Kendall and Kylie (Yes, I’m Writing About The Kardashians)

Kendall & Kylie

My older son Jake graduated from university this spring. After four years living on the east coast he packed his books, bass guitar, laptop and came home. Oh, and he packed his girlfriend Michelle too.  They are living here for the summer before they head off to grad school in the fall.

It has been a very long time since I’ve lived with another female. But now I’ve got a daughter-like person living under my roof (or more accurately in my son’s bedroom) and a whole new cultural world is my oyster.

As the mother of sons, I often envied mothers with daughters, and the cool stuff they got to do. When I used to ask my boys, “Who wants to come with mommy to see the Princess Diaries movie?” they would counter with “POWER RANGERS”.

So this summer I am expanding my cultural horizons, and have developed a whole new respect for the Kardashians. Yes, you heard me right. And I’m the first to admit that I haven’t been keeping up with them. Get it. Keeping up with the Kardashians.

A few weeks ago I received a media invitation to a private preview for Kendall and Kylie’s fall-winter fashion collection. (You knew they were fashion designers, and business women, right?). When I mentioned this event to my friends, they all rolled their eyes and put their fingers down their throats. Except Michelle.

Michelle was excited and wanted to come. She’s no airhead, having just graduated with a combined degree in philosophy and cultural studies, and she has a whole different take on Kylie and Kendall: “It’s too easy to see what’s wrong with the Kardashians but it takes more engaged critical reflection to see their cultural significance.”

Michelle likes Kylie and Kendall’s girl power: “They are very unapologetic about their ambition and the things they like. They don’t hide the fact that they are into makeup and fashion, and I think it is important to be unapologetic about feminine things because they are denigrated culturally.” Michelle thinks cultural standards of taste are too often decided by men.

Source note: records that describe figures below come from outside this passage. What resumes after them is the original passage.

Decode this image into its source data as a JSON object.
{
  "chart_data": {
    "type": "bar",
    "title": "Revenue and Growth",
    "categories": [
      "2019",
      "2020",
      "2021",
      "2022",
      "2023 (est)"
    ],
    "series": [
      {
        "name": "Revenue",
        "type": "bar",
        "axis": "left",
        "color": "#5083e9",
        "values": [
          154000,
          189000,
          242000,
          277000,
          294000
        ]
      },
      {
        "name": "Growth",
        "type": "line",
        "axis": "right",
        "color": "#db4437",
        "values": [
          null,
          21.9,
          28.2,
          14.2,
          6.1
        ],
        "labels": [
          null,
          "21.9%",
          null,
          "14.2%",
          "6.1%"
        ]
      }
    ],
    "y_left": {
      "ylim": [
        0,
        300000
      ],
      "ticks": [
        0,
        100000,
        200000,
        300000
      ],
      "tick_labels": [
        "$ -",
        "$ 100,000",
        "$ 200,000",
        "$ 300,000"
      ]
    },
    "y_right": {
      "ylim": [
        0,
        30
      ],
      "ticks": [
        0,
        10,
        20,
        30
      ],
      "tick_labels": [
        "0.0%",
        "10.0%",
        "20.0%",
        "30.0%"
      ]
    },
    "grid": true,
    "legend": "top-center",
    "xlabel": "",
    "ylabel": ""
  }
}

The other observation Michelle made is that women in business are scorned for flaunting their sexuality unlike female actors, musicians or athletes. She says, “We don’t say Beyonce is just selling her sexuality. She is adored and celebrated for it.” But Kylie and Kendall are not actors, musicians, or athletes. They are business women who use their own lives and sexuality as a platform—and like it or not, it’s clearly working.

It’s too easy to dismiss people. We do this to Reality TV stars, but also to ordinary people we really don’t know well enough to make that call. I know I sometimes make snap judgments rather than taking the time to critically reflect on my opinions of others, be they positive or negative.  Given my new-found respect for Kendall and Kylie, who knows who I may grow to like and respect if I give them the chance.